On the ship, we watched the movie "Papillon," based on prisoner Henri Charriere's true-life attempts to escape the daunting and deadly tropical prison on the three volcanic islands known as the Salvation Islands, but more popularly called, collectively, "Devil's Island." Based on the film, we expect to view much larger islands, with swamps, mosquitos, and decaying buildings. Instead, as we approach by ship the islands appear to be an idyllic vacation spot. The swampy scenes in the film depicted times when prisoners were forced to do chain gang labor on the mainland, only 10 miles away. We learn that today there is a small hotel on the largest of the islands, and French visitors are there for a holiday, arriving by boat. We can walk around Ile Royale, the main island, in less than two hours. We walk in a somber cemetery where children of families of the guards are buried. Prisoners who died were not buried in the ground, but instead were buried at sea to attract sharks, a deterrent to escape. A number of the prison buildings are still on the island, as well as a Catholic chapel. From the far side of the island we can see Devil's Island, and the ruins of the tiny cottage where Dreyfus was imprisoned. The third island was designated for prisoners sentenced to solitary and silent confinement. We are told that 60,000 prisoners served time at Devil's Island since its inception under Napoleon III, and about 90% died--many of diseases like yellow fever.
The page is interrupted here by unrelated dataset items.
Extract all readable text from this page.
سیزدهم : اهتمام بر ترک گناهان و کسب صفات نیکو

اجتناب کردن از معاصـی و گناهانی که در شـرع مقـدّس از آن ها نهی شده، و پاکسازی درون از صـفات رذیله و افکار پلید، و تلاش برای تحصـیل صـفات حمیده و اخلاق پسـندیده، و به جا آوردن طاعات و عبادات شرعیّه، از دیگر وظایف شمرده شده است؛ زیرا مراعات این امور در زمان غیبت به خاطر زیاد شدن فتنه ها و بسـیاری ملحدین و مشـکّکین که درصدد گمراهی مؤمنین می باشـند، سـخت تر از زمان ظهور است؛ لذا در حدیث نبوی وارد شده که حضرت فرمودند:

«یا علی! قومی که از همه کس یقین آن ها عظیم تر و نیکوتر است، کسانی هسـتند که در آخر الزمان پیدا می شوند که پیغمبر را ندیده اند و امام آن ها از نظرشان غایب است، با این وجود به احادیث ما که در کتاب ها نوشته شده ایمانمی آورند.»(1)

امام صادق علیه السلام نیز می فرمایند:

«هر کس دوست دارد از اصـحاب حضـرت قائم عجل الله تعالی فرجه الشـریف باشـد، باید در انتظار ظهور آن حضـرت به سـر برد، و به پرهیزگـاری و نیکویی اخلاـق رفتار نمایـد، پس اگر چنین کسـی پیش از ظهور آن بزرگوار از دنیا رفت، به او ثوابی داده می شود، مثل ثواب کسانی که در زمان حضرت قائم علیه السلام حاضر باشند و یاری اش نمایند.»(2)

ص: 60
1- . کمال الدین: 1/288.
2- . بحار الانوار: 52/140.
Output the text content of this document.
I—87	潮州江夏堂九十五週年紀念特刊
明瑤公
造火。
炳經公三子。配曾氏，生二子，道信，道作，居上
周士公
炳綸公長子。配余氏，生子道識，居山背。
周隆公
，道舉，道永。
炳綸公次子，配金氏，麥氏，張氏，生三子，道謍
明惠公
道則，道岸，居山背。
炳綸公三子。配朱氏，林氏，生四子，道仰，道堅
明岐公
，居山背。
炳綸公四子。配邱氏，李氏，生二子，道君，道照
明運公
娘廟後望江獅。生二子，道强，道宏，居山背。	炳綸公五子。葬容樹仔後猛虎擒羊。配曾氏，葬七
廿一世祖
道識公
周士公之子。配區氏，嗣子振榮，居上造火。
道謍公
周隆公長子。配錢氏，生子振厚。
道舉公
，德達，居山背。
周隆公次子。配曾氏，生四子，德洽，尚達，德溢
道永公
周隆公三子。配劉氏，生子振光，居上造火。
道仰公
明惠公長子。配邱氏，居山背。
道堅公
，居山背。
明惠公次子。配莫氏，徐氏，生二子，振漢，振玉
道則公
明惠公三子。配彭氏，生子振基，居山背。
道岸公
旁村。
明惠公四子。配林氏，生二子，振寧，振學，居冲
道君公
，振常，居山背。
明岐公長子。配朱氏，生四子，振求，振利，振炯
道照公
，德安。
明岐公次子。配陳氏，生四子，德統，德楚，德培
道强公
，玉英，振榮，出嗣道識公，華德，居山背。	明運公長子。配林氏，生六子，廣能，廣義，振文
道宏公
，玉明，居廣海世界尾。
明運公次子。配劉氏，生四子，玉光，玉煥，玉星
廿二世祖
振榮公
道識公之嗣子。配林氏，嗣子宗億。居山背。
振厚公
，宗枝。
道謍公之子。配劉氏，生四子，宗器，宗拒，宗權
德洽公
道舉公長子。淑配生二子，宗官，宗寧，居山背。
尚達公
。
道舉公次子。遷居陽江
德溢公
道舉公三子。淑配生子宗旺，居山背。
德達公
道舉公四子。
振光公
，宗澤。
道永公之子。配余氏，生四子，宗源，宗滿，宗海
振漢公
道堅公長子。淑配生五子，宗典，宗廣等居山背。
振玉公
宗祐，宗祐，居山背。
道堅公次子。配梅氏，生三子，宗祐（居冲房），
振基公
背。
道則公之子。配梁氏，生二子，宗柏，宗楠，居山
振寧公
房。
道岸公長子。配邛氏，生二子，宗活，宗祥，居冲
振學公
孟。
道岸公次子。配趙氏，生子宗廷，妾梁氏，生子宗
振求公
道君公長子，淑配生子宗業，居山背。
As we walk around the island, we see monkeys, a parrot, sea turtles, and Agoutis. The Agouti is a rust-colored rodent that looks like a guinea pig on stilts. (We will put up pictures after we return home on March 11.)
Two days at sea later, we are in Barbados. While the island still grows sugar cane, which is processed and shipped to Europe, it is now a popular international tourist location and a mecca for cruise ships. We learn a little about the history, and the island's love of cricket; they have a large cricket stadium. The sport is very popular; our guide says, to laughter, that the British invented the sport, but the Barbadans perfected it. We see small brightly colored "chattel homes," with temporary stone rubble foundations. These are a tradition dating from the end of slavery on the island. The occupants can easily move the homes if a landowner requires it. We observe many signs of prosperity here, and are favorably impressed that there is no trash or graffiti in the areas we see. We learn that the government is very strict about keeping appearances attractive for the lucrative tourist industry. We visit Henderson's Cave, a well-kept, accessible cave with interesting calcite stalactite and stalagmite formations. Unlike other islands in the Caribbean, which are volcanic, Barbados is composed of coral limestone. In fact, Barbados is actually not "Caribbean"; it is in the Atlantic, and it is usually out of the path of hurricanes. It has been over 50 years since the last direct hit. One more significant advantage of this former British colony: the limestone is a natural filter for water, so Barbadians and visitors enjoy clean drinking water.
One more stop tomorrow: the American Virgin Islands. Then we'll be back to Florida for a flight home. See you soon! We're really looking forward to having ready, affordable access to the Internet.